PejuangKantoran.com - Fitur generator gambar terbaru di ChatGPT-4o yang memungkinkan pengguna menciptakan gambar dalam gaya Studio Ghibli telah memicu perdebatan soal hak cipta.
Studio animasi legendaris asal Jepang milik Hayao Miyazaki tersebut belum mengambil tindakan hukum, tetapi para ahli hukum menilai bahwa mereka memiliki dasar yang kuat untuk menggugat OpenAI.
Menurut Rob Rosenberg, pakar hukum AI dari Showtime, Studio Ghibli dapat menggunakan undang-undang hak cipta di Amerika Serikat untuk menuntut OpenAI atas dugaan pelanggaran hak cipta dan praktik promosi palsu.
Baca Juga: Cara Kamu Tersenyum di Foto Profil Ternyata Bisa Bikin Penghasilan Kamu Bertambah
"Di sini, Ghibli bisa menggunakan undang-undang tersebut untuk menunjukkan bahwa OpenAI telah melakukan praktik promosi palsu, pelanggaran hak cipta, dan kompetisi yang tidak adil," kata Rob dalam pernyataannya pada Jumat, 4 April 2025.

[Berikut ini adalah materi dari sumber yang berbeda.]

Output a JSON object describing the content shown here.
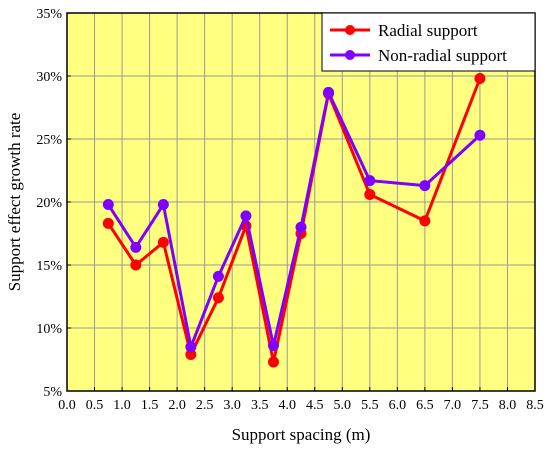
{
  "chart_data": {
    "type": "line",
    "xlabel": "Support spacing (m)",
    "ylabel": "Support effect growth rate",
    "xlim": [
      0.0,
      8.5
    ],
    "ylim": [
      5,
      35
    ],
    "xticks": [
      "0.0",
      "0.5",
      "1.0",
      "1.5",
      "2.0",
      "2.5",
      "3.0",
      "3.5",
      "4.0",
      "4.5",
      "5.0",
      "5.5",
      "6.0",
      "6.5",
      "7.0",
      "7.5",
      "8.0",
      "8.5"
    ],
    "yticks": [
      "5%",
      "10%",
      "15%",
      "20%",
      "25%",
      "30%",
      "35%"
    ],
    "grid": true,
    "legend_position": "top-right",
    "series": [
      {
        "name": "Radial support",
        "color": "#ff0000",
        "x": [
          0.75,
          1.25,
          1.75,
          2.25,
          2.75,
          3.25,
          3.75,
          4.25,
          4.75,
          5.5,
          6.5,
          7.5
        ],
        "values": [
          18.3,
          15.0,
          16.8,
          7.9,
          12.4,
          18.1,
          7.3,
          17.5,
          28.6,
          20.6,
          18.5,
          29.8
        ]
      },
      {
        "name": "Non-radial support",
        "color": "#7f00ff",
        "x": [
          0.75,
          1.25,
          1.75,
          2.25,
          2.75,
          3.25,
          3.75,
          4.25,
          4.75,
          5.5,
          6.5,
          7.5
        ],
        "values": [
          19.8,
          16.4,
          19.8,
          8.5,
          14.1,
          18.9,
          8.6,
          18.0,
          28.7,
          21.7,
          21.3,
          25.3
        ]
      }
    ],
    "colors": {
      "plot_background": "#ffff80",
      "grid": "#9a9a9a"
    }
  }
}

Di Amerika Serikat, terdapat The Lanham Act, undang-undang yang dapat digunakan untuk menuntut perusahaan yang menggunakan elemen merek dagang tanpa izin. Dalam kasus ini, Studio Ghibli dapat berargumen bahwa:
-
OpenAI telah menggunakan gaya khas Ghibli tanpa izin resmi.
-
OpenAI menciptakan kebingungan di kalangan pengguna, seolah-olah fitur ini didukung oleh Ghibli.
-
Reputasi Ghibli berisiko terdampak karena fitur ini digunakan secara luas tanpa persetujuan resmi.
Rob juga menambahkan bahwa penggunaan AI untuk meniru gaya seni yang unik dapat dianggap sebagai eksploitasi tanpa kompensasi kepada pemilik aslinya.
"Ghibli bisa saja berargumen bahwa dengan mengubah foto pengguna menjadi 'Gaya Ghibli', OpenAI telah mengorbankan reputasi merek dagang Ghibli lewat ChatGPT," ujarnya.
Bukan Kasus Pertama bagi OpenAI
Ini bukan pertama kalinya OpenAI menghadapi tuntutan hukum terkait hak cipta. Sebelumnya, The New York Times menggugat OpenAI atas dugaan penggunaan artikel mereka untuk melatih ChatGPT tanpa izin.